By Bob Hertzel
For the Times West Virginian
Having tired of trying to save the world all these years, your humble friend and loyal servant will turn his endless stream of energy on something far more important than anything he has undertaken in his lifetime — short of changing his sons’ and daughter’s diapers — and will save the Big East.
What’s that, you say? Far greater men than I have tried and failed?
You may get some argument there ... not about whether or not they failed, just whether or not they are greater than a man who once convinced his cat that a box filled with sand was better than the couch for its bathroom duties, so to speak.
They have tried and failed because they thought the answer was complicated when in reality it is no more difficult than it will be to talk West Virginia University athletic director Oliver Luck into accepting the job of Big East commissioner.
That’s right, let me propose that the Big East presidents act immediately, first in firing John Marinatto, whose term as commissioner will come to be known as the “Reign of Error,” and bring in Luck to try and right the ship that has all but sunk.
Some would say that a former quarterback at WVU and in the National Football League isn’t going to be able to straighten out the mess that came out of the terms of Mike Tranghese and John Marinatto, but it is as wrong to simply designate Luck as “a former quarterback” as it was to call Gerald Ford “a former center.”

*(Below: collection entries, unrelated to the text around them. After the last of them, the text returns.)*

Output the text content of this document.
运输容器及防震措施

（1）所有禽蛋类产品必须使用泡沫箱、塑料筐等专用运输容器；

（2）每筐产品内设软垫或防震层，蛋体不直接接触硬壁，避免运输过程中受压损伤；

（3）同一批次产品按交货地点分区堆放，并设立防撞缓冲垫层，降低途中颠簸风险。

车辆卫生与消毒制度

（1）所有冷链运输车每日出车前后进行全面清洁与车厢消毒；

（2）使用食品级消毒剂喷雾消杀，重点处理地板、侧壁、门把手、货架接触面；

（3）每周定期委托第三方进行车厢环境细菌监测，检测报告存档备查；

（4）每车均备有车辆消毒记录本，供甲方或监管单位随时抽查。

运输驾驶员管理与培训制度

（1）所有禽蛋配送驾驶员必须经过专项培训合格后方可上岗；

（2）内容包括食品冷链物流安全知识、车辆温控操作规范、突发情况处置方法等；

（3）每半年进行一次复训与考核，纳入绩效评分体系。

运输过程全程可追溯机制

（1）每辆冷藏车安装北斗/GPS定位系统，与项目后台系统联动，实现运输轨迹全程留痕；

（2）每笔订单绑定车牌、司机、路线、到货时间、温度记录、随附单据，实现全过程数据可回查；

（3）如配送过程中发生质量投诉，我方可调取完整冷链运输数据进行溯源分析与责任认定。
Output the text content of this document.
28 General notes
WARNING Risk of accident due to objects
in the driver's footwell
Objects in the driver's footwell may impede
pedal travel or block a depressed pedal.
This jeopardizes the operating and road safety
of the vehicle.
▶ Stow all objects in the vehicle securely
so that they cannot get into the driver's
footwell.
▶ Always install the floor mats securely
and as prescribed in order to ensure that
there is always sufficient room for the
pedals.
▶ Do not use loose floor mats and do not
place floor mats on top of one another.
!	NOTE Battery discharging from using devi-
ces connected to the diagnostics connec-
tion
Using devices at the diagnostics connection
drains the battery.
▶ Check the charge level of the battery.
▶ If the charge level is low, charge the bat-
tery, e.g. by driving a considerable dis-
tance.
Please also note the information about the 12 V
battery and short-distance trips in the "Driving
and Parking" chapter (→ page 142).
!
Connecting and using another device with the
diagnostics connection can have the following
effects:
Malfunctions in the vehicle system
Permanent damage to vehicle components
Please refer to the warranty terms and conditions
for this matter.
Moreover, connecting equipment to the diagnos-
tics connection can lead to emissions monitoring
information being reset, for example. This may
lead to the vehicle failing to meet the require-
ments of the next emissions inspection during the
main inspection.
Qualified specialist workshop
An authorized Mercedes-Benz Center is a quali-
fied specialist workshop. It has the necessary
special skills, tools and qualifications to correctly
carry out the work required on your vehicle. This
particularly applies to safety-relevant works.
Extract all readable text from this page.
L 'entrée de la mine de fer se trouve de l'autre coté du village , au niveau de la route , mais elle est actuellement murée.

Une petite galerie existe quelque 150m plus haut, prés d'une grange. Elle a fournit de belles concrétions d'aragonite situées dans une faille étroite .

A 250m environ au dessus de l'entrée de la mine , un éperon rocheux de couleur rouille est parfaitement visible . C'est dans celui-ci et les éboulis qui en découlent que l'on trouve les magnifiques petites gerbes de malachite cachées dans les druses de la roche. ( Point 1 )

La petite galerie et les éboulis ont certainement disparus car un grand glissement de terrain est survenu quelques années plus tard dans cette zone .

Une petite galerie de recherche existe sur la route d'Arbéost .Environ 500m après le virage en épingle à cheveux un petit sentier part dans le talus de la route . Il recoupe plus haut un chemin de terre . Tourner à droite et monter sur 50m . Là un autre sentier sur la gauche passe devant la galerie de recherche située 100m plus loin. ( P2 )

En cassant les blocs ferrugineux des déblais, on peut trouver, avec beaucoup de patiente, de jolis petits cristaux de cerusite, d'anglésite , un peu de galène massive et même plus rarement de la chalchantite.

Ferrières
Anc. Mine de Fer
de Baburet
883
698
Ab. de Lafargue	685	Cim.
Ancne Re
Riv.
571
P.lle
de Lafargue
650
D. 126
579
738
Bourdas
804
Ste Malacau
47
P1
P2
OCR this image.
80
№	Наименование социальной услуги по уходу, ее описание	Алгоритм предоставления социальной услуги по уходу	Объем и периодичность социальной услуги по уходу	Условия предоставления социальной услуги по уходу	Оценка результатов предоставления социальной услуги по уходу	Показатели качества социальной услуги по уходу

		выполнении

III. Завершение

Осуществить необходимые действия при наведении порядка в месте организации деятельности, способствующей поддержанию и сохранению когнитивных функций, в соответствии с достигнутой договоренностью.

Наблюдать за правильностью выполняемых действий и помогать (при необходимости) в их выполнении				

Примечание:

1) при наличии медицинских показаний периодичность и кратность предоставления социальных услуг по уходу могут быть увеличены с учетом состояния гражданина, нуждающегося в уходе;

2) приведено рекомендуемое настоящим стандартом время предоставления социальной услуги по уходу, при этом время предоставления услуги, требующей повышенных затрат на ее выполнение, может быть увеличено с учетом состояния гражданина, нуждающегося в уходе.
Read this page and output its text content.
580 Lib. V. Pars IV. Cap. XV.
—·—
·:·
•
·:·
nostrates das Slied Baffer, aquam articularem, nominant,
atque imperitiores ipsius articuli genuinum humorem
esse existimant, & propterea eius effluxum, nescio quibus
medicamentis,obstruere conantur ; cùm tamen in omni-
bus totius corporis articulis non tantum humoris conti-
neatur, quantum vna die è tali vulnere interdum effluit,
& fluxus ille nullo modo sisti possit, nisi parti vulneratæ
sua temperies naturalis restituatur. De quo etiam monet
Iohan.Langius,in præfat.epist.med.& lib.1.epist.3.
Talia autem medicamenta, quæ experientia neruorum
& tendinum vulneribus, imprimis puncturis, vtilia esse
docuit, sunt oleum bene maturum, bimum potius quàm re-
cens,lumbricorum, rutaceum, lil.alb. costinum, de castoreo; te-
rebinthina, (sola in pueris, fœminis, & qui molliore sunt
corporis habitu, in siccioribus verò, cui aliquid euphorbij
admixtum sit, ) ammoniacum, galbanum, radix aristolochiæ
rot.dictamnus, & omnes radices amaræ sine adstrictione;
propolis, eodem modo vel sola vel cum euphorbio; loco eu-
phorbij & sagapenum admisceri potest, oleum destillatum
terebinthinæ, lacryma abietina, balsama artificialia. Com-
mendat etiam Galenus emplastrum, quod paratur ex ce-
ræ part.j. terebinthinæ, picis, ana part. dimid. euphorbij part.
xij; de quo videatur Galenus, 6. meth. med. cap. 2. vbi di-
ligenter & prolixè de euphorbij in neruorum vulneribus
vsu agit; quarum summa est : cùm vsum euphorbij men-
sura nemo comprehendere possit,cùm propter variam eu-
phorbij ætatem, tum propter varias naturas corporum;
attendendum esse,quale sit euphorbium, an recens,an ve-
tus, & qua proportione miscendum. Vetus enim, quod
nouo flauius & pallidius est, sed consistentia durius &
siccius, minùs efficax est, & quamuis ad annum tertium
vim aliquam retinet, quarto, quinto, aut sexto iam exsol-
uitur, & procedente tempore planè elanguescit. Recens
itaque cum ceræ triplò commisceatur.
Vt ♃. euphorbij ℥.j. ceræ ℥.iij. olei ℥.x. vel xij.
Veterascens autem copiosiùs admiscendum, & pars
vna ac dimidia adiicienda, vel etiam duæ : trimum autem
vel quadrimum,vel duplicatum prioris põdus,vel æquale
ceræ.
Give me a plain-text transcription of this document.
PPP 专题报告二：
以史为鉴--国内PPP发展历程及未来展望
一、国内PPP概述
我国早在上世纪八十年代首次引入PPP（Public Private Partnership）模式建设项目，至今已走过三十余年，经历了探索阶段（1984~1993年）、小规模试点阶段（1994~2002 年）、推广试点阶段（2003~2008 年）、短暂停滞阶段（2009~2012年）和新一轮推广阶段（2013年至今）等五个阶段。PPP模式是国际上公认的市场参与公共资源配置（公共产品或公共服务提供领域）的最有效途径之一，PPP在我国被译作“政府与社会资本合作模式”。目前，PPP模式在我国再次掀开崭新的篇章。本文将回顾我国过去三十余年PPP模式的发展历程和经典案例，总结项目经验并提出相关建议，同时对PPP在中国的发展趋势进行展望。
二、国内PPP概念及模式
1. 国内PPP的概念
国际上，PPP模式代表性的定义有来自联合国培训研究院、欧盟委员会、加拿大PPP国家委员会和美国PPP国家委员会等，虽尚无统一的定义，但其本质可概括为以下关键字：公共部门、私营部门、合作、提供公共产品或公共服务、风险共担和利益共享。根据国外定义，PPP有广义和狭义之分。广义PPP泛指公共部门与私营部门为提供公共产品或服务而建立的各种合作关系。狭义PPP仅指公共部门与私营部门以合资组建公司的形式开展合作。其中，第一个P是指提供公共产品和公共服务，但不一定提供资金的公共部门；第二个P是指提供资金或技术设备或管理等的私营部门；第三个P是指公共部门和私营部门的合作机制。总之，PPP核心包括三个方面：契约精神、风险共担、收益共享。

Ford, after all, did rise to run something more screwed up than the Big East ... the United States government at a time when it was really in trouble, and it’s still around.
If Luck, or someone damn him, doesn’t step forward the Big East may not be around very much longer, at least when it comes to playing big-time football and, perhaps, big-time basketball.
It would be difficult to find anyone who believes Marinatto was proactive in almost any area since he replaced the retiring Tranghese. He was caught with his pants down around his ankles when Pitt and Syracuse jumped to the ACC, left with nothing to offer them to stay or with ready replacements.
He simply did not foresee the direction college sports would take and especially after he led college presidents down a path to snub ESPN in its bid to reach agreement on a television contract by opening it up to outside bidders in a grab for big-time money.
The marriage between ESPN and the Big East was what the entire league had been built upon from the beginning and any time a lover feels jilted, there comes a moment of payback, and there are those who believe Pitt’s and Syracuse’s exits were exactly that.
So now you have the Big East down to six football-playing teams, with the football-playing and basketball-playing teams being drawn further and further apart, and Marinatto scrambling to line up teams that have not been on anyone else’s expansion radar, often being snubbed there.
Central Florida will not save the Big East. Neither will East Carolina. Air Force and Navy may save the world, but they are not Pitt and Syracuse. Temple? Villanova would rather withdraw from the Big East than include Temple again.
Over the past few years, really since Rich Rodriguez bolted for Michigan, the Big East has been sliding backward in football. A year ago WVU at No. 22 was the only team in the BCS Top 25 final standings. This year it is the only ranked team.
Did we mention Oliver Luck is the athletic director at WVU?
Why should the Big East turn to Luck?
Who else blends the background of athlete, executive and businessman the way Luck does?
He ran NFL Europe and, yes, it isn’t there any longer but it had a long run, and if you can sell a football equivalent of Cheez Whiz in Paris, you can save the Big East.
He ties in working with a city, dealing with stadiums as he did in Houston, to say nothing of running a soccer franchise in a town that has professional baseball, basketball, NFL football and major college football.
He is hard-nosed and persuasive in his dealings with people, looks hard and long at problems and doesn’t act until he’s certain it is the proper approach.
And when he acts, he acts decisively.
Now, how could the Big East get Luck to the job?
It could start at $1 million a year, which would put him in line with other major conference commissioners. In 2009 it was reported that Marinatto earned $366,000 from the Big East, but that was for half the year.
Next, and this would be key, the presidents would have to cede some power to Luck so that he could operate quickly and decisively, without going to them and having to put up with their pettiness such as the Villanova-Temple flap or the basketball-football battle.
The Big East needs to work quickly, like at today’s meeting, if it isn’t already too late to save their skins. Certainly bringing in a vagabond group of schools, some full members, some not, can only hasten the demise of the conference as it competes against solid monoliths like the Big Ten, Big 12, ACC and SEC.